By Andrew Loh
It is interesting to hear the prime minister, Lee Hsien Loong, declare that he will donate his salary increment to charity at a time when the government’s moral authority is being questioned. The prime minister said:
“To make it quite clear why I’m doing this, and also to give me the moral standing to defend this policy with Singaporeans, I will hold my own salary at the present level for five years. Whatever increases (I get), I will donate to suitable good causes.” (TODAY, front page, April 12, 2007)
The interesting part is his use of the term “moral standing”.
It was only a few days ago, also in parliament, that the minister in charge of the civil service, Teo Chee Hean, said :
“It is wrong to think that a bigger pay would undermine the moral authority of the government.” (channelnewsasia)
So, why did the prime minister suddenly announce that he will be donating his pay increment to charity in order to “give me the moral standing”? Did not minister Teo say that bigger pay would not undermine the “moral authority of the government”?
The government did not anticipate the outcry?
One reason could be that the government did not expect or anticipate the huge outcry that the issue has created among Singaporeans. Perhaps the thinking was that the economy is doing well with record jobs being created, that Singaporeans will understand and accept the rationale behind the move.
But as this article says, Singaporeans see it as a moral issue – and not simply as one of getting the best to be in government.
In short, Singaporeans expect those in public service to be judged on an additional set of criterias besides being good technocrats or bureaucrats.
Government underestimated the importance of moral authority?
The other reason for the prime minister’s action could also be that the government itself underestimated the importance of moral authority that Singaporeans place on those in leadership positions.
Although some, like the Straits Times, may term singaporeans’ reactions as “knee jerk”, there is a deeper reason for the outcry. And this is the perception that the ‘elites’ are reaping the fruits of rewards which are created by the effort of everyone – the poor and less fortunate included.

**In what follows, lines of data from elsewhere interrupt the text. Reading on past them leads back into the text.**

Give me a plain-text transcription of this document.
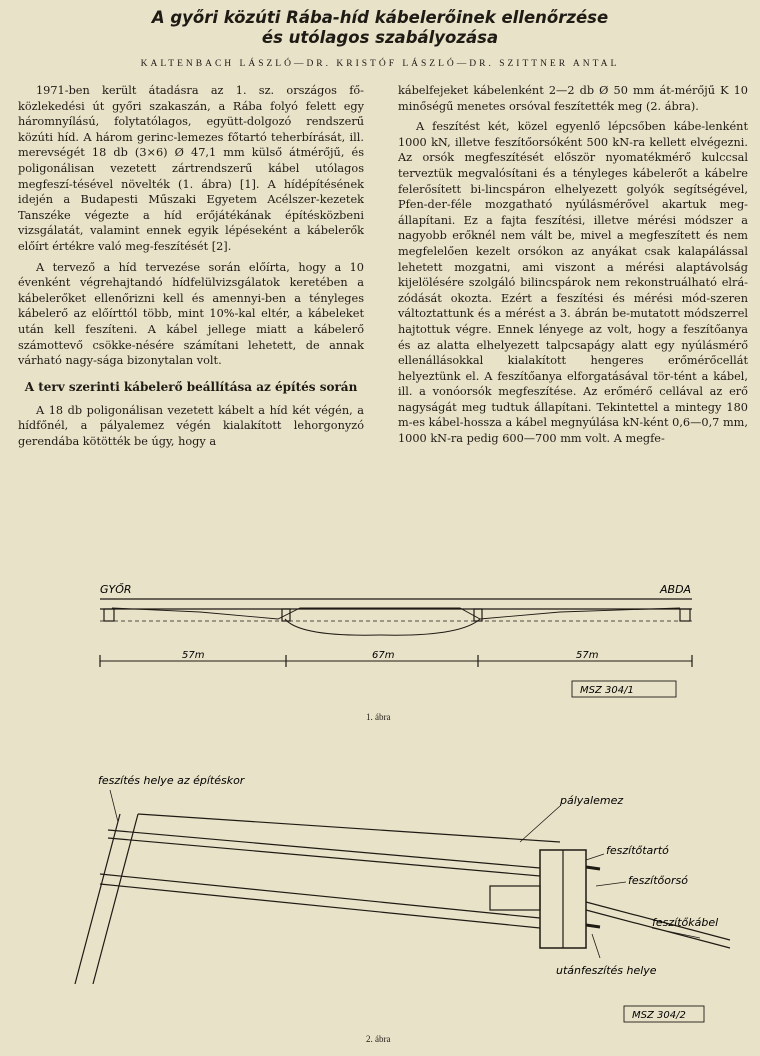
A győri közúti Rába-híd kábelerőinek ellenőrzése
és utólagos szabályozása
KALTENBACH LÁSZLÓ—DR. KRISTÓF LÁSZLÓ—DR. SZITTNER ANTAL

1971-ben került átadásra az 1. sz. országos fő-közlekedési út győri szakaszán, a Rába folyó felett egy háromnyílású, folytatólagos, együtt-dolgozó rendszerű közúti híd. A három gerinc-lemezes főtartó teherbírását, ill. merevségét 18 db (3×6) Ø 47,1 mm külső átmérőjű, és poligonálisan vezetett zártrendszerű kábel utólagos megfeszí-tésével növelték (1. ábra) [1]. A hídépítésének idején a Budapesti Műszaki Egyetem Acélszer-kezetek Tanszéke végezte a híd erőjátékának építésközbeni vizsgálatát, valamint ennek egyik lépéseként a kábelerők előírt értékre való meg-feszítését [2].

A tervező a híd tervezése során előírta, hogy a 10 évenként végrehajtandó hídfelülvizsgálatok keretében a kábelerőket ellenőrizni kell és amennyi-ben a tényleges kábelerő az előírttól több, mint 10%-kal eltér, a kábeleket után kell feszíteni. A kábel jellege miatt a kábelerő számottevő csökke-nésére számítani lehetett, de annak várható nagy-sága bizonytalan volt.

A terv szerinti kábelerő beállítása az építés során

A 18 db poligonálisan vezetett kábelt a híd két végén, a hídfőnél, a pályalemez végén kialakított lehorgonyzó gerendába kötötték be úgy, hogy a

kábelfejeket kábelenként 2—2 db Ø 50 mm át-mérőjű K 10 minőségű menetes orsóval feszítették meg (2. ábra).

A feszítést két, közel egyenlő lépcsőben kábe-lenként 1000 kN, illetve feszítőorsóként 500 kN-ra kellett elvégezni. Az orsók megfeszítését először nyomatékmérő kulccsal terveztük megvalósítani és a tényleges kábelerőt a kábelre felerősített bi-lincspáron elhelyezett golyók segítségével, Pfen-der-féle mozgatható nyúlásmérővel akartuk meg-állapítani. Ez a fajta feszítési, illetve mérési módszer a nagyobb erőknél nem vált be, mivel a megfeszített és nem megfelelően kezelt orsókon az anyákat csak kalapálással lehetett mozgatni, ami viszont a mérési alaptávolság kijelölésére szolgáló bilincspárok nem rekonstruálható elrá-zódását okozta. Ezért a feszítési és mérési mód-szeren változtattunk és a mérést a 3. ábrán be-mutatott módszerrel hajtottuk végre. Ennek lényege az volt, hogy a feszítőanya és az alatta elhelyezett talpcsapágy alatt egy nyúlásmérő ellenállásokkal kialakított hengeres erőmérőcellát helyeztünk el. A feszítőanya elforgatásával tör-tént a kábel, ill. a vonóorsók megfeszítése. Az erőmérő cellával az erő nagyságát meg tudtuk állapítani. Tekintettel a mintegy 180 m-es kábel-hossza a kábel megnyúlása kN-ként 0,6—0,7 mm, 1000 kN-ra pedig 600—700 mm volt. A megfe-

GYŐR	ABDA
57m	67m	57m
MSZ 304/1
1. ábra
feszítés helye az építéskor
pályalemez
feszítőtartó
feszítőorsó
feszítőkábel
utánfeszítés helye
MSZ 304/2
2. ábra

This is where I suspect the issue of moral authority comes in.
Giving the least in our society – those on public assistance – just a measly $290 per month (which is an increase of only $30 per month), compared to a minister’s increment of $33,333 per month, raises the questions of priorities, and the moral standing of the government.
The sharp contrast in the difference of the increment for public assistance ($30) and for ministers ($33,333) brings the question of moral authority into very acute focus.
Thus, looking at the issue, it is not really surprising that the prime minister would declare that he is effectively freezing his own salary increase and donate his increment to “suitable good causes”.
It is a political move.
A political move to try and assuage singaporeans’ anger over the matter – and, as the PM himself said, to give him the “moral standing to defend the policy with Singaporeans”.
Whether this will work is left to be seen.
The PM’s move in fact has thrown up more questions such as: Why did he not do it earlier? What about the rest of the ministers? Will they donate their increment to charity as well? Even the president’s salary is now being brought into question (TODAY, April 12, 2007, Voices).
Where do we go from here?
There is no question of the government turning back or put this increment of civil servants’ salaries on hold. It’s a done deal right from the word go.
Parliament does not have to vote on the proposal.
How Singaporeans will accept – or not accept – this salary hike will depend on whether the government can deliver in the next 4 years or so. The same issues are still there – widening income gap, ageing population, foreign talents, rising cost of living, etc.
With this increase in ministers’ salary, the pressure is now on the PAP government to deliver. Singaporeans will – indeed, should – keep an eye on the performance of the government from now on.
And with this latest pay hike, the standards and results expected of the government have just jumped a few notches.
Damage control or not – with or without moral standing or moral authority.
PM Lee, at his swearing-in ceremony after last May’s General Elections:
“We must not allow ourselves to be divided between haves and have-nots, or winners and losers … if we let a politics of envy drive a wedge between us, our society will be destroyed, and all will suffer. That must never happen.”